Putnam County Sheriff Robert L. Langley, Jr. said:
The tragic Police Custody Death of George Floyd on May 25th, 2020 in Minneapolis is not a reflection on all Law Enforcement Officers.
I, along with the Law Enforcement community, here in Putnam County at the Sheriff’s Department and beyond, acknowledge that the conduct of the officers involved is not acceptable, nor will it be tolerated. Throughout the Country, Law Enforcement professionals are taught proper investigative and arrest techniques and it is clear that this training was not utilized on that day by those involved.
The four Minneapolis officers involved in the death of George Floyd goes against our principles and brings discredit to an honorable profession which holds integrity to the highest standard. I can assure you that the vast majority of the Law Enforcement Officers in the US are good police and do not behave in the manner that was displayed on that horrible day.
As police officers we strive to be members of the community we serve and build relationships with everyone with whom we come into contact. Sacrifices are made by the men and women who put their lives on the line every single day to be your shield. Our community-based relationships are vital for everyone as it makes all of us better and it enables law enforcement to serve the public we are sworn to serve and provide a safer environment for everyone.
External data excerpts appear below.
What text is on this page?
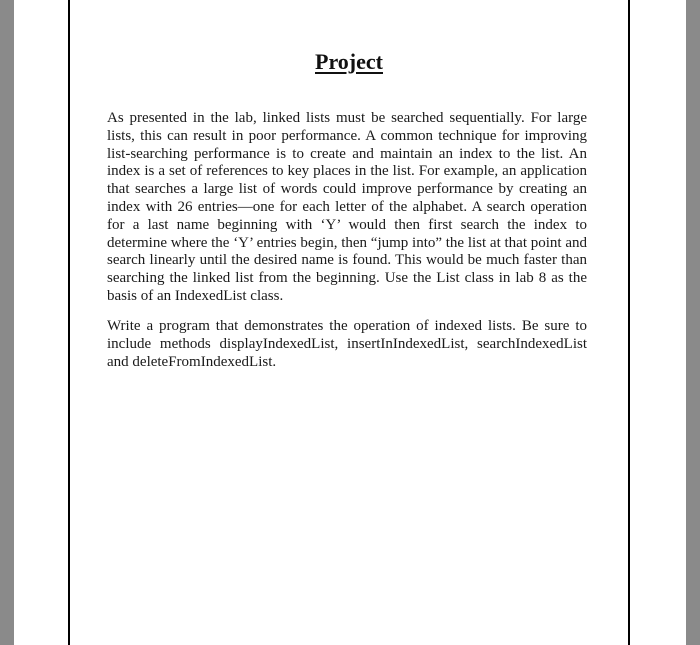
Project

As presented in the lab, linked lists must be searched sequentially. For large lists, this can result in poor performance. A common technique for improving list-searching performance is to create and maintain an index to the list. An index is a set of references to key places in the list. For example, an application that searches a large list of words could improve performance by creating an index with 26 entries—one for each letter of the alphabet. A search operation for a last name beginning with ‘Y’ would then first search the index to determine where the ‘Y’ entries begin, then “jump into” the list at that point and search linearly until the desired name is found. This would be much faster than searching the linked list from the beginning. Use the List class in lab 8 as the basis of an IndexedList class.

Write a program that demonstrates the operation of indexed lists. Be sure to include methods displayIndexedList, insertInIndexedList, searchIndexedList and deleteFromIndexedList.
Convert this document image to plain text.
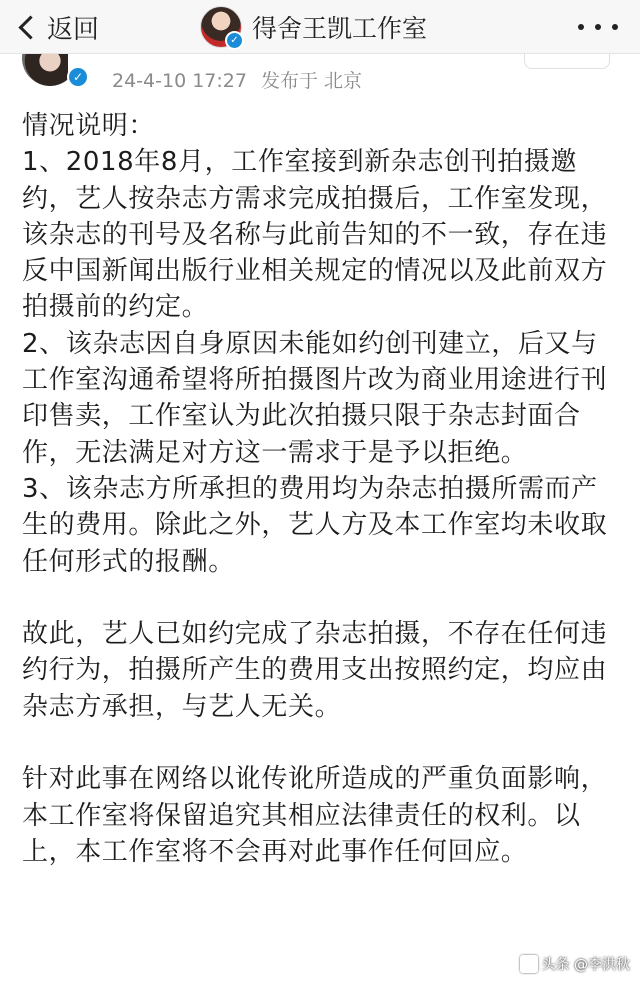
返回	✓ 得舍王凯工作室
✓	24-4-10 17:27 发布于 北京

情况说明：

1、2018年8月，工作室接到新杂志创刊拍摄邀约，艺人按杂志方需求完成拍摄后，工作室发现，该杂志的刊号及名称与此前告知的不一致，存在违反中国新闻出版行业相关规定的情况以及此前双方拍摄前的约定。

2、该杂志因自身原因未能如约创刊建立，后又与工作室沟通希望将所拍摄图片改为商业用途进行刊印售卖，工作室认为此次拍摄只限于杂志封面合作，无法满足对方这一需求于是予以拒绝。

3、该杂志方所承担的费用均为杂志拍摄所需而产生的费用。除此之外，艺人方及本工作室均未收取任何形式的报酬。

故此，艺人已如约完成了杂志拍摄，不存在任何违约行为，拍摄所产生的费用支出按照约定，均应由杂志方承担，与艺人无关。

针对此事在网络以讹传讹所造成的严重负面影响，本工作室将保留追究其相应法律责任的权利。以上，本工作室将不会再对此事作任何回应。

头条 @李洪秋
Orange County District Attorney, the president of the District Attorneys Association of the State of New York, and Monroe County District Attorney Sandra Doorley, the association president-elect said:
The death of George Floyd has understandably been devastating to not only his family, but his community in Minneapolis and our entire country.
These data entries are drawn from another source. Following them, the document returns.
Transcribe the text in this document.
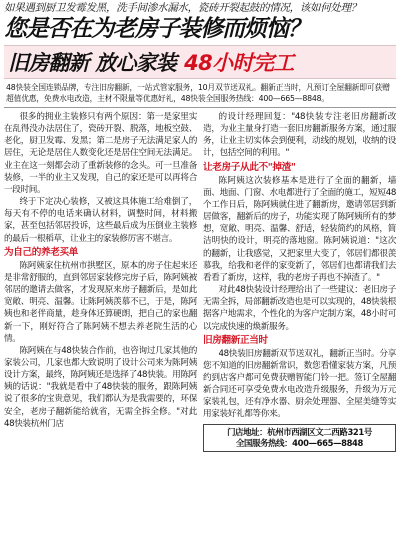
如果遇到厨卫发霉发黑，洗手间渗水漏水，瓷砖开裂起鼓的情况，该如何处理？
您是否在为老房子装修而烦恼？
旧房翻新 放心家装 48小时完工
48快装全国连锁品牌，专注旧房翻新，一站式管家服务，10月双节送双礼。翻新正当时，凡预订全屋翻新即可获赠超值优惠，免费水电改造，主材不限量等优惠好礼，48快装全国服务热线：400—665—8848。

很多的拥业主装修只有两个原因：第一是家里实在乱得没办法居住了，瓷砖开裂、脱落，地板空鼓、老化，厨卫发霉、发黑；第二是房子无法满足家人的居住，无论是居住人数变化还是居住空间无法满足。业主在这一刻都会动了重新装修的念头。可一旦准备装修，一半的业主又发现，自己的家还是可以再将合一段时间。

终于下定决心装修，又被这具体施工给难倒了，每天有不停的电话来确认材料，调整时间，材料搬家，甚至包括邻居投诉，这些最后成为压倒业主装修的最后一根稻草，让业主的家装修厉害不堪言。

为自己的养老买单

陈阿姨家住杭州市拱墅区，原本的房子住起来还是非常舒服的，直到邻居家装修完房子后，陈阿姨被邻居的邀请去做客，才发现原来房子翻新后，是如此宽敞、明亮、温馨。让陈阿姨羡慕不已，于是，陈阿姨也和老伴商量，趁身体还算硬朗，把自己的家也翻新一下，刚好符合了陈阿姨不想去养老院生活的心情。

陈阿姨在与48快装合作前，也咨询过几家其他的家装公司，几家也都大致说明了设计公司来为陈阿姨设计方案，最终，陈阿姨还是选择了48快装。用陈阿姨的话说："我就是看中了48快装的服务，跟陈阿姨说了很多的宝贵意见，我们都认为是我需要的，环保安全，老房子翻新能给就省，无需全拆全修。"对此48快装杭州门店

的设计经理回复："48快装专注老旧房翻新改造，为业主量身打造一套旧房翻新服务方案，通过服务，让业主切实体会到便利，动线的规划，收纳的设计，包括空间的利用。"

让老房子从此不"掉渣"

陈阿姨这次装修基本是进行了全面的翻新，墙面、地面、门窗、水电都进行了全面的施工，短短48个工作日后，陈阿姨就住进了翻新房，邀请邻居到新居做客，翻新后的房子，功能实现了陈阿姨所有的梦想，宽敞、明亮、温馨、舒适，轻装简约的风格，简洁明快的设计，明亮的落地窗。陈阿姨说道："这次的翻新，让我感觉，又把家里大变了，邻居们都很羡慕我，给我和老伴的家变新了，邻居们也都请我们去看看了新房，这样，我的老房子再也不掉渣了。"

对此48快装设计经理给出了一些建议：老旧房子无需全拆，局部翻新改造也是可以实现的，48快装根据客户地需求，个性化的为客户定制方案，48小时可以完成快速的焕新服务。

旧房翻新正当时

48快装旧房翻新双节送双礼，翻新正当时。分享您不知道的旧房翻新常识，数您看懂家装方案，凡预约到店客户都可免费获赠智能门铃一把。签订全屋翻新合同还可享受免费水电改造升级服务，升级为万元家装礼包，还有净水器、厨余处理器、全屋美缝等实用家装好礼都等你来。

门店地址：杭州市西湖区文二西路321号
全国服务热线：400—665—8848
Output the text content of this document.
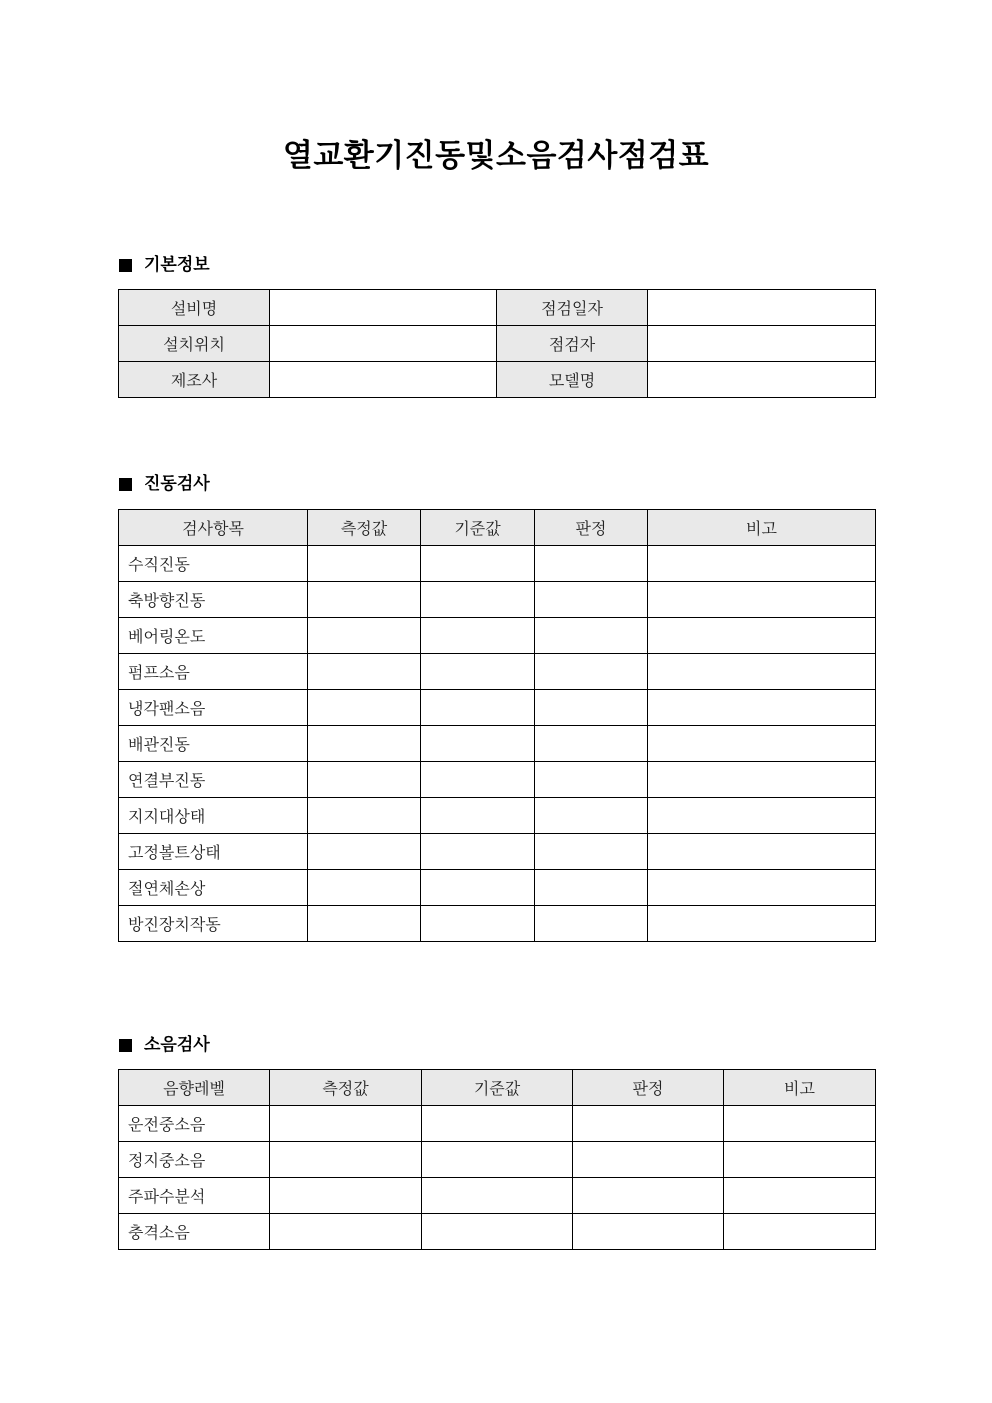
열교환기진동및소음검사점검표
기본정보
설비명		점검일자	
설치위치		점검자	
제조사		모델명	
진동검사
검사항목	측정값	기준값	판정	비고
수직진동				
축방향진동				
베어링온도				
펌프소음				
냉각팬소음				
배관진동				
연결부진동				
지지대상태				
고정볼트상태				
절연체손상				
방진장치작동				
소음검사
음향레벨	측정값	기준값	판정	비고
운전중소음				
정지중소음				
주파수분석				
충격소음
We place our faith in our laws and trust the police to discharge enforcement equally and appreciate their commitment, hard work and dedication to our citizenry. The video capturing the last moments of Mr. Floyd's life is a painful reminder that we have so much more work to do to ensure equal protection and treatment under the law. This nightmare should have never happened. The tragic events that transpired are not a reflection on all the hard working men and women in uniform who serve and protect us every day. Now, the justice system is tasked with investigating the individuals who are responsible for this. We trust that the investigation will be thorough and that justice will be served.
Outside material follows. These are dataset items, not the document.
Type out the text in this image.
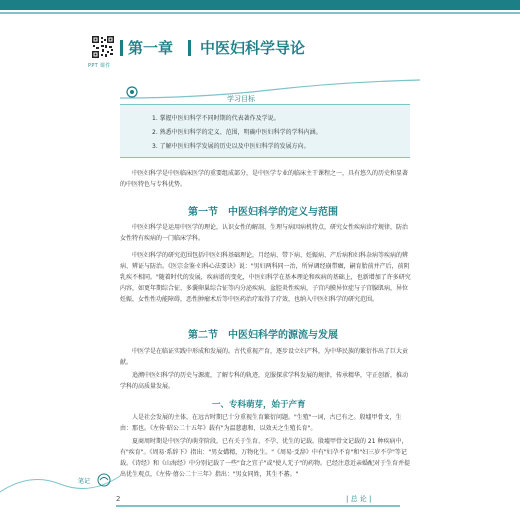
PPT 课件
第一章 中医妇科学导论
学习目标
1. 掌握中医妇科学不同时期的代表著作及学说。
2. 熟悉中医妇科学的定义、范围，明确中医妇科学的学科内涵。
3. 了解中医妇科学发展的历史以及中医妇科学的发展方向。
中医妇科学是中医临床医学的重要组成部分，是中医学专业的临床主干课程之一，具有悠久的历史和显著的中医特色与专科优势。
第一节　中医妇科学的定义与范围
中医妇科学是运用中医学的理论，认识女性的解剖、生理与病因病机特点，研究女性疾病诊疗规律，防治女性特有疾病的一门临床学科。
中医妇科学的研究范围包括中医妇科基础理论，月经病、带下病、妊娠病、产后病和妇科杂病等疾病的辨病、辨证与防治。《医宗金鉴·妇科心法要诀》说："男妇两科同一治，所异调经崩带癥，嗣育胎前并产后，前阴乳疾不相同。"随着时代的发展，疾病谱的变化，中医妇科学在基本理论和疾病的基础上，也新增加了许多研究内容，如更年期综合征、多囊卵巢综合征等内分泌疾病，盆腔炎性疾病，子宫内膜异位症与子宫腺肌病，异位妊娠，女性性功能障碍，恶性肿瘤术后等中医药治疗取得了疗效，也纳入中医妇科学的研究范围。
第二节　中医妇科学的源流与发展
中医学是在临证实践中形成和发展的。古代重视产育，逐步设立妇产科，为中华民族的繁衍作出了巨大贡献。
追溯中医妇科学的历史与源流，了解专科的轨迹，克服探求学科发展的规律，传承精华，守正创新，推动学科的高质量发展。
一、专科萌芽，始于产育
人是社会发展的主体，在远古时期已十分重视生育繁衍问题。"生殖"一词，古已有之。殷墟甲骨文，生由：那也。《左传·昭公二十五年》载有"为温慈惠和，以效天之生殖长育"。
夏商周时期是中医学的萌芽阶段，已有关于生育、不孕、优生的记载。殷墟甲骨文记载的 21 种疾病中，有"疾育"。《周易·系辞下》指出："男女媾精，万物化生。"《周易·爻辞》中有"妇孕不育"和"妇三岁不孕"等记载。《诗经》和《山海经》中分别记载了一些"食之宜子"或"使人无子"的药物。已经注意近亲婚配对于生育并提出优生观点，《左传·僖公二十三年》指出："男女同姓，其生不蕃。"
笔记
2	| 总 论 |
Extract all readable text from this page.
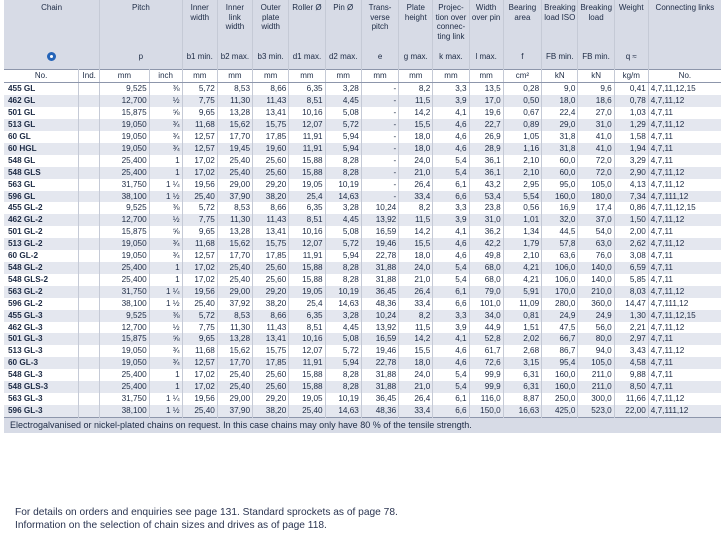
Chain		Pitch		Inner width	Inner link width	Outer plate width	Roller Ø	Pin Ø	Trans-verse pitch	Plate height	Projec-tion over connec-ting link	Width over pin	Bearing area	Breaking load ISO	Breaking load	Weight	Connecting links
		p		b1 min.	b2 max.	b3 min.	d1 max.	d2 max.	e	g max.	k max.	l max.	f	FB min.	FB min.	q ≈	
No.	Ind.	mm	inch	mm	mm	mm	mm	mm	mm	mm	mm	mm	cm²	kN	kN	kg/m	No.
455 GL		9,525	⅜	5,72	8,53	8,66	6,35	3,28	-	8,2	3,3	13,5	0,28	9,0	9,6	0,41	4,7,11,12,15
462 GL		12,700	½	7,75	11,30	11,43	8,51	4,45	-	11,5	3,9	17,0	0,50	18,0	18,6	0,78	4,7,11,12
501 GL		15,875	⅝	9,65	13,28	13,41	10,16	5,08	-	14,2	4,1	19,6	0,67	22,4	27,0	1,03	4,7,11
513 GL		19,050	¾	11,68	15,62	15,75	12,07	5,72	-	15,5	4,6	22,7	0,89	29,0	31,0	1,29	4,7,11,12
60 GL		19,050	¾	12,57	17,70	17,85	11,91	5,94	-	18,0	4,6	26,9	1,05	31,8	41,0	1,58	4,7,11
60 HGL		19,050	¾	12,57	19,45	19,60	11,91	5,94	-	18,0	4,6	28,9	1,16	31,8	41,0	1,94	4,7,11
548 GL		25,400	1	17,02	25,40	25,60	15,88	8,28	-	24,0	5,4	36,1	2,10	60,0	72,0	3,29	4,7,11
548 GLS		25,400	1	17,02	25,40	25,60	15,88	8,28	-	21,0	5,4	36,1	2,10	60,0	72,0	2,90	4,7,11,12
563 GL		31,750	1 ¼	19,56	29,00	29,20	19,05	10,19	-	26,4	6,1	43,2	2,95	95,0	105,0	4,13	4,7,11,12
596 GL		38,100	1 ½	25,40	37,90	38,20	25,4	14,63	-	33,4	6,6	53,4	5,54	160,0	180,0	7,34	4,7,111,12
455 GL-2		9,525	⅜	5,72	8,53	8,66	6,35	3,28	10,24	8,2	3,3	23,8	0,56	16,9	17,4	0,86	4,7,11,12,15
462 GL-2		12,700	½	7,75	11,30	11,43	8,51	4,45	13,92	11,5	3,9	31,0	1,01	32,0	37,0	1,50	4,7,11,12
501 GL-2		15,875	⅝	9,65	13,28	13,41	10,16	5,08	16,59	14,2	4,1	36,2	1,34	44,5	54,0	2,00	4,7,11
513 GL-2		19,050	¾	11,68	15,62	15,75	12,07	5,72	19,46	15,5	4,6	42,2	1,79	57,8	63,0	2,62	4,7,11,12
60 GL-2		19,050	¾	12,57	17,70	17,85	11,91	5,94	22,78	18,0	4,6	49,8	2,10	63,6	76,0	3,08	4,7,11
548 GL-2		25,400	1	17,02	25,40	25,60	15,88	8,28	31,88	24,0	5,4	68,0	4,21	106,0	140,0	6,59	4,7,11
548 GLS-2		25,400	1	17,02	25,40	25,60	15,88	8,28	31,88	21,0	5,4	68,0	4,21	106,0	140,0	5,85	4,7,11
563 GL-2		31,750	1 ¼	19,56	29,00	29,20	19,05	10,19	36,45	26,4	6,1	79,0	5,91	170,0	210,0	8,03	4,7,11,12
596 GL-2		38,100	1 ½	25,40	37,92	38,20	25,4	14,63	48,36	33,4	6,6	101,0	11,09	280,0	360,0	14,47	4,7,111,12
455 GL-3		9,525	⅜	5,72	8,53	8,66	6,35	3,28	10,24	8,2	3,3	34,0	0,81	24,9	24,9	1,30	4,7,11,12,15
462 GL-3		12,700	½	7,75	11,30	11,43	8,51	4,45	13,92	11,5	3,9	44,9	1,51	47,5	56,0	2,21	4,7,11,12
501 GL-3		15,875	⅝	9,65	13,28	13,41	10,16	5,08	16,59	14,2	4,1	52,8	2,02	66,7	80,0	2,97	4,7,11
513 GL-3		19,050	¾	11,68	15,62	15,75	12,07	5,72	19,46	15,5	4,6	61,7	2,68	86,7	94,0	3,43	4,7,11,12
60 GL-3		19,050	¾	12,57	17,70	17,85	11,91	5,94	22,78	18,0	4,6	72,6	3,15	95,4	105,0	4,58	4,7,11
548 GL-3		25,400	1	17,02	25,40	25,60	15,88	8,28	31,88	24,0	5,4	99,9	6,31	160,0	211,0	9,88	4,7,11
548 GLS-3		25,400	1	17,02	25,40	25,60	15,88	8,28	31,88	21,0	5,4	99,9	6,31	160,0	211,0	8,50	4,7,11
563 GL-3		31,750	1 ¼	19,56	29,00	29,20	19,05	10,19	36,45	26,4	6,1	116,0	8,87	250,0	300,0	11,66	4,7,11,12
596 GL-3		38,100	1 ½	25,40	37,90	38,20	25,40	14,63	48,36	33,4	6,6	150,0	16,63	425,0	523,0	22,00	4,7,111,12
Electrogalvanised or nickel-plated chains on request. In this case chains may only have 80 % of the tensile strength.																	
For details on orders and enquiries see page 131. Standard sprockets as of page 78.
Information on the selection of chain sizes and drives as of page 118.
The anguish that we are all feeling as a result of Mr. Floyd's death is a reality that we must all deal with. We are a nation that is proud of our diverse communities and going forward we must all be dedicated to ameliorating racial tensions. Now more than ever while living in the time of our country's worst modern health pandemic and devastating economic uncertainty, we need to come together, embrace and understand our differences.
We wish our sincerest condolences and a hope for some peace to Mr. Floyd's family, friends and community. The voices of those who are peacefully protesting are a harsh reminder that we have so much more to do to live up to our ideals of justice for all.
A former Minnesota police officer Derek Chauvin was charged with third-degree murder on Friday. Hennepin County Attorney Mike Freeman said Chauvin was seen on video with his knee on the neck of Floyd. Police responded to a convenience store on after someone called 911 claiming a person believed to be Floyd used a counterfeit bill and appeared drunk.